I’ve had a look through system76’ site and pop looks interesting, def a contender. Their hardware is a tad pricy. I assume like most of this the hardware is something to research carefully if you choose a distro first, compatibility, drivers, support etc.
It’s a bit of an experiment for me so I won’t be dropping a grand on some HW.
Just use an old PC or laptop if you have one. If not install VirtualBox and give the different distros a try. It’ll run slower than if it was on actual hardware but it’ll let you try the OSes until you find something that you like.
While ssd’s were still expensive, I used symlinks alot to solve problems for friends where games and launchers would only put stuff on their main drive. I had a friend using a 64 gig ssd for windows 10, he had so many symlinks I ended up drawing a chart for myself so I could more easily visualize them in case anything needed to be modified or repaired later.
Most of the time they were set and forget. But every now and then they did need to be repaired, usually from user error. I do recommend keeping a hand written reminder if you plan on doing a bunch of them. Just so much nicer to have a less-fallible record of them when you do need to work on them.
There could be a problem, if the game runs in some sort of sandbox, VM or emulator. For example, if the target of the link is outside of the environment the game can see, the link will look broken for it.

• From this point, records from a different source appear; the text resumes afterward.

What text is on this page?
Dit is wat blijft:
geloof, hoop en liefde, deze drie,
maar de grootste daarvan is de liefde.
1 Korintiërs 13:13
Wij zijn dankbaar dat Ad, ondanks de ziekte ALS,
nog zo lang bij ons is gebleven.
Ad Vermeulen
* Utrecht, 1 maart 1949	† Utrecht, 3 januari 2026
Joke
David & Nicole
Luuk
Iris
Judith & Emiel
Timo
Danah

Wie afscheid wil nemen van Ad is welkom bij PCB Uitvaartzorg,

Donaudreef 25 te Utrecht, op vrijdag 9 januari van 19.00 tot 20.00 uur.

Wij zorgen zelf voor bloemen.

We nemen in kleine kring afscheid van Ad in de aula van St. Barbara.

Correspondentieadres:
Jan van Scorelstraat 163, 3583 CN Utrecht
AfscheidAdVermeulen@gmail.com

What desktop environment were you running? I usually recommend GNOME to people who just want an OOB experience and KDE to people who want to invest into a more personal experience.
I don’t actually know. It was Unity I think, whatever that is. Felt a bit, um, amateur and not very polished. Best way I can describe from what I remember.
I will be seriously researching every response here. Very grateful for the help.
Unity was abandoned for a few years by Ubuntu, so I’d assume it’s behind most other DEs in terms of development. Most of what users experience in a distribution is the DE, so using a bad one can ruin it.
That’s really only true of some users. Most people now are used to at least 2 OSs. GNOME acts a bit more like a mobile OS in my opinion, and KDE behaves more like a desktop OS. Ultimately if you’re moving to linux of your own volition, you’re usually going to be more tech friendly than anyone staying on windows.
To be honest, I personally disliked GNOME, but not because it didn’t match Windows. It just didn’t have the level of customization and accessibility that I expected from linux.
Nothing special/unusual – it finishes running, shows me the results, and then returns me to the prompt. But lsblk returns me with zero partitions, as if no image was written in the disk.
I just noticed fhat you have Secure Boot: [Enabled]
you’re gonna want to switch that off to Disabled as it’ll prevent you from booting most if not all Linux distros(Archlinux install guide note 1.4 for reference)
also that looks like the default Acer/Lenovo BIOS menu but I could be wrong, if it is the case unfortunately unless you can create BIOS firmware I don’t think there’s an wasy way to customize that menu screen
Thanks for your answer. I will look into secure boot.
I don’t want to customize the boot menu. Its just that in the boot order list grub shows up as a bunch of gibberish (see right above the entry for the windows bootloader). Im worried that this might mean something is wrong. If it can get the name of the windows bootloader properly it should with grub too.
I didn’t realize at first but in the screenshot it does look like grub is showing up and as null characters(I think), unfortunately not sure why that is
hopefully someone else will have a better answer for you, so I’d recommend to try asking in your distro’s community
best of luck!
Good call, I used arch as it’s the one I’m most experienced with especially when it comes to grub and bios/uefi system configuration although on reflection it seems that I need to study a bit more before trying to provide help
Also… I have secure boot on and I run arch and have for the last 5 + years it runs just fine lol
I recommended disabling secure boot as all of the machines I tried to install linux had issues when it was enabled and at the time most if not all sources online recommended disabling it, if secure boot works fine now it just means that I need to study more and revise my data
When you install with a package manager you download a collection of files. Many of these files are not the program itself but are required to run the program you want, they are called dependencies. When downloaded this way all dependencies are visible to all programs. A lot of different programs use the same dependencies but sometimes different programs will need different versions of the same dependency. This can cause issues where a program tries to use an incompatible version and it’s called dependency hell.
Flatpack, snap, and appimage try to bundle the program you want with its dependencies in an isolated environment that only the program can see, so when another program that uses the same dependencies runs it cannot use the ones located in the isolated environment.
Flatpak and snap allow some shared space to avoid downloading the same files over and over again. Appimage does not and each appimage contains a completely isolated collection of everything need to run the program.
if you still didn’t discover it, try to take a bigger picture, i don’t use mint so i don’t remeber exactly where it was, but i csn remember with the bigger picture
Last night, I run pacman -Syu update and let it run overnight.
it failed when I woke up, I didn’t notice it and restart for newer kernel. Then the WM (sddm) fxxked up. I try to reboot it into mutli-user mode and reinstall kde plasma. it shows bunch of corrupted libraries errors LOL.